Hagel is transparent about his reasoning. “The reason we are requesting this increase over sequestration levels is because the president and I would never recommend a budget that compromises our national security,” he said. “Continued sequestration cuts would compromise our national security both for the short- and long-term.”
By refusing to plan for sequestration beyond next year, however, the Pentagon is missing out on an important political play to convince Congress to reverse the cuts.
The Pentagon has so far managed to avoid the full force of sequestration—by using leftover funds to cushion the blow and delaying contracts—but the stark consequences of sequestration got real this week. Hagel offered a taste of what life under sequestration would be like on Monday, when he proposed cutting the A-10 fleet, scaling back expected littoral combat ship purchases, and shrinking the Army—all tough choices with constituencies on the Hill. He warned there would be further drastic reductions if sequestration is not overturned.

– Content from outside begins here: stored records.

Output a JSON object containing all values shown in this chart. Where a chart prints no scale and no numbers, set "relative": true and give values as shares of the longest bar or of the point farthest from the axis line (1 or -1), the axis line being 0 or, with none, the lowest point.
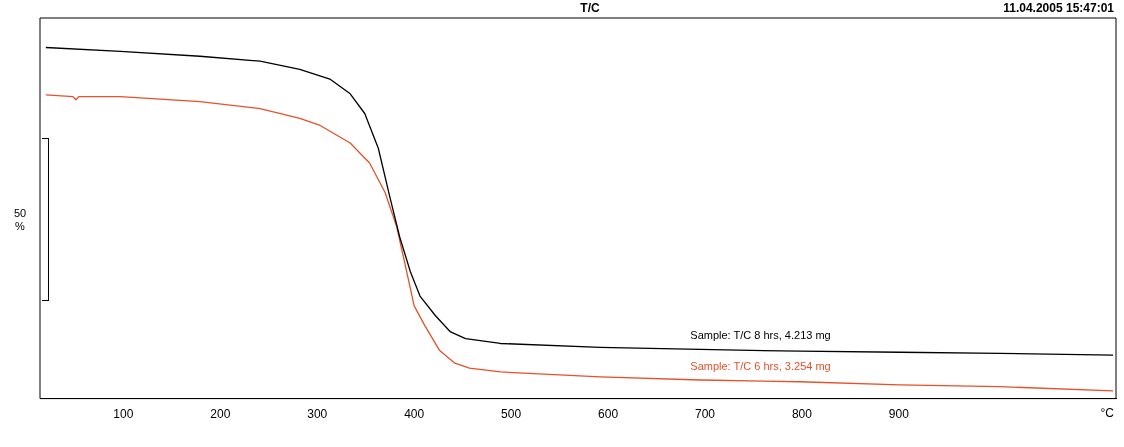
{
  "chart_data": {
    "type": "line",
    "title": "T/C",
    "subtitle": "11.04.2005 15:47:01",
    "xlabel": "°C",
    "relative": true,
    "legend": false,
    "grid": false,
    "marker": "none",
    "line_style": "solid",
    "xlim": [
      14,
      1124
    ],
    "xticks": [
      100,
      200,
      300,
      400,
      500,
      600,
      700,
      800,
      900
    ],
    "annotations": [
      "50 %"
    ],
    "series": [
      {
        "name": "Sample: T/C 8 hrs, 4.213 mg",
        "color": "#000000",
        "x": [
          20,
          97,
          179,
          241,
          282,
          313,
          334,
          349,
          363,
          375,
          385,
          396,
          406,
          422,
          437,
          453,
          489,
          592,
          695,
          798,
          901,
          1004,
          1121
        ],
        "values": [
          1,
          0.989,
          0.975,
          0.961,
          0.938,
          0.91,
          0.868,
          0.812,
          0.713,
          0.573,
          0.461,
          0.362,
          0.292,
          0.236,
          0.191,
          0.171,
          0.157,
          0.146,
          0.14,
          0.135,
          0.132,
          0.129,
          0.124
        ]
      },
      {
        "name": "Sample: T/C 6 hrs, 3.254 mg",
        "color": "#e8502a",
        "x": [
          20,
          48,
          51,
          54,
          97,
          179,
          241,
          282,
          303,
          334,
          354,
          370,
          382,
          390,
          400,
          411,
          426,
          442,
          457,
          489,
          592,
          695,
          798,
          901,
          1004,
          1121
        ],
        "values": [
          0.865,
          0.86,
          0.851,
          0.86,
          0.86,
          0.846,
          0.826,
          0.798,
          0.778,
          0.728,
          0.671,
          0.587,
          0.489,
          0.39,
          0.264,
          0.208,
          0.138,
          0.101,
          0.087,
          0.076,
          0.062,
          0.053,
          0.048,
          0.039,
          0.034,
          0.022
        ]
      }
    ]
  }
}
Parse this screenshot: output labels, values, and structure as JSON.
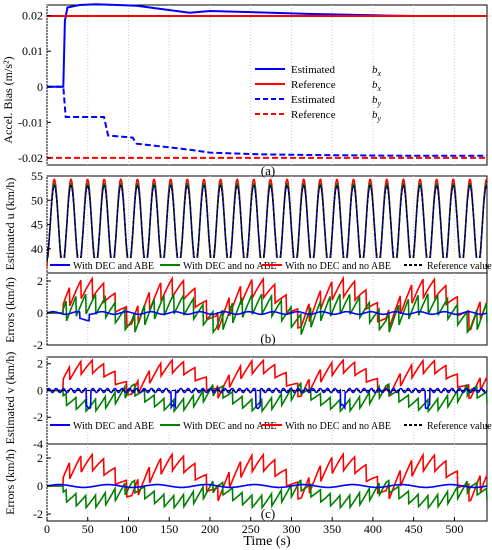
{
  "figure": {
    "xlabel": "Time (s)",
    "xticks": [
      0,
      50,
      100,
      150,
      200,
      250,
      300,
      350,
      400,
      450,
      500
    ],
    "xlim": [
      0,
      540
    ]
  },
  "colors": {
    "blue": "#0000ff",
    "red": "#ff0000",
    "green": "#008000",
    "black": "#000000"
  },
  "chart_data": [
    {
      "id": "a",
      "type": "line",
      "panel_label": "(a)",
      "ylabel": "Accel. Bias (m/s²)",
      "ylim": [
        -0.022,
        0.023
      ],
      "yticks": [
        0.02,
        0.01,
        0,
        -0.01,
        -0.02
      ],
      "ytick_labels": [
        "0.02",
        "0.01",
        "0",
        "-0.01",
        "-0.02"
      ],
      "legend_location": "right, center",
      "series": [
        {
          "name": "Estimated",
          "sub": "bx",
          "style": "solid",
          "color": "#0000ff",
          "x": [
            0,
            20,
            22,
            25,
            40,
            60,
            110,
            175,
            200,
            265,
            320,
            400,
            450
          ],
          "y": [
            0,
            0,
            0.0185,
            0.0223,
            0.023,
            0.0232,
            0.0228,
            0.0208,
            0.0213,
            0.0209,
            0.0205,
            0.0201,
            0.0199
          ]
        },
        {
          "name": "Reference",
          "sub": "bx",
          "style": "solid",
          "color": "#ff0000",
          "x": [
            0,
            540
          ],
          "y": [
            0.0199,
            0.0199
          ]
        },
        {
          "name": "Estimated",
          "sub": "by",
          "style": "dashed",
          "color": "#0000ff",
          "x": [
            0,
            20,
            23,
            70,
            75,
            105,
            110,
            160,
            175,
            200,
            260,
            320,
            380,
            450,
            540
          ],
          "y": [
            0,
            0,
            -0.0085,
            -0.0085,
            -0.0137,
            -0.0143,
            -0.016,
            -0.0173,
            -0.0177,
            -0.0185,
            -0.019,
            -0.0192,
            -0.0193,
            -0.0194,
            -0.0194
          ]
        },
        {
          "name": "Reference",
          "sub": "by",
          "style": "dashed",
          "color": "#ff0000",
          "x": [
            0,
            540
          ],
          "y": [
            -0.02,
            -0.02
          ]
        }
      ]
    },
    {
      "id": "b1",
      "type": "line",
      "ylabel": "Estimated u (km/h)",
      "ylim": [
        35,
        55
      ],
      "yticks": [
        40,
        45,
        50,
        55
      ],
      "description": "sinusoidal longitudinal speed, period ~20 s, range ~37-53 km/h; four curves nearly overlapping",
      "series": [
        {
          "name": "With DEC and ABE",
          "color": "#0000ff",
          "style": "solid"
        },
        {
          "name": "With DEC and no ABE",
          "color": "#008000",
          "style": "solid"
        },
        {
          "name": "With no DEC and no ABE",
          "color": "#ff0000",
          "style": "solid"
        },
        {
          "name": "Reference value",
          "color": "#000000",
          "style": "dashed"
        }
      ]
    },
    {
      "id": "b2",
      "type": "line",
      "panel_label": "(b)",
      "ylabel": "Errors (km/h)",
      "ylim": [
        -2,
        2.5
      ],
      "yticks": [
        2,
        0,
        -2
      ],
      "description": "errors of u estimates: blue ~0, green sawtooth ~-1.5..1.5, red sawtooth ~-1.8..2.2",
      "series": [
        {
          "name": "With DEC and ABE",
          "color": "#0000ff"
        },
        {
          "name": "With DEC and no ABE",
          "color": "#008000"
        },
        {
          "name": "With no DEC and no ABE",
          "color": "#ff0000"
        }
      ]
    },
    {
      "id": "c1",
      "type": "line",
      "ylabel": "Estimated v (km/h)",
      "ylim": [
        -4,
        2.5
      ],
      "yticks": [
        2,
        0,
        -2,
        -4
      ],
      "series": [
        {
          "name": "With DEC and ABE",
          "color": "#0000ff",
          "style": "solid"
        },
        {
          "name": "With DEC and no ABE",
          "color": "#008000",
          "style": "solid"
        },
        {
          "name": "With no DEC and no ABE",
          "color": "#ff0000",
          "style": "solid"
        },
        {
          "name": "Reference value",
          "color": "#000000",
          "style": "dashed"
        }
      ]
    },
    {
      "id": "c2",
      "type": "line",
      "panel_label": "(c)",
      "ylabel": "Errors (km/h)",
      "ylim": [
        -2.5,
        3
      ],
      "yticks": [
        2,
        0,
        -2
      ],
      "series": [
        {
          "name": "With DEC and ABE",
          "color": "#0000ff"
        },
        {
          "name": "With DEC and no ABE",
          "color": "#008000"
        },
        {
          "name": "With no DEC and no ABE",
          "color": "#ff0000"
        }
      ]
    }
  ]
}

This is exactly what some lawmakers, especially Republicans, were calling for—before the fiscal cliff.
When the White House instructed federal agencies including the Pentagon not to plan for the sequester, as late as the end of 2012, Republicans begged for a concrete plan that would give the department time to make safe reductions—and spur members to compromise once they fully understood the political pain they would face from a projected half-trillion-dollar cut on their districts. But Jeffrey Zients, then acting director of the Office of Management and Budget, insisted Congress should end the sequester and reduce the deficit responsibly, not “spend time moving around the rocks at the bottom of the cliff, to make for a less painful landing.”
Times are different now, though. The Pentagon is fully aware these cuts are still in place, as evidenced by the budget they will submit next week, and it’s still letting its budget overshoot in hopes the sequester will be reversed.
“I would like to plan on getting a big raise or my mortgage rate going down, but you can’t,” said Larry Korb, a former assistant secretary of Defense under President Reagan and a senior fellow at the Center for American Progress. “You’ve got to plan for what you have…. Why not just cut things, and then if you get more [money] you can add them?”
Failing to adhere to the law in the future not only makes it difficult for the Pentagon to plan, it also means it could ultimately waste money by spending money now on things it will cut later.
The Pentagon could have made some different budget choices this year if it were anticipating sequester in the future years. For instance, if it knew it could not afford to keep 11 carriers in the Navy, it could cancel the refueling for the USS George Washington now to save money, said Todd Harrison of the Center for Strategic and Budgetary Assessments. It also might not need as many aircraft—and could slow down production of the Navy’s carrier version of the F-35. Or, if the Army knew it could not afford the 450,000 service members it requested this year, it could start taking steps to downsize active-duty personnel, civilians, and contracts.
“Cuts in personnel, whether they’re military or civilian, take time,” Harrison said. “The sooner you can start the process, the sooner you can start saving money and the longer you can save.”
Of course, the Pentagon would not want to be seen as proposing the cuts because it would be hard to spend the coming months arguing against them on Capitol Hill.
But the alternative is riskier, Harrison said, since the department could be caught flat-footed in terms of planning—again. “I’d rather have a messaging problem than a national security problem.”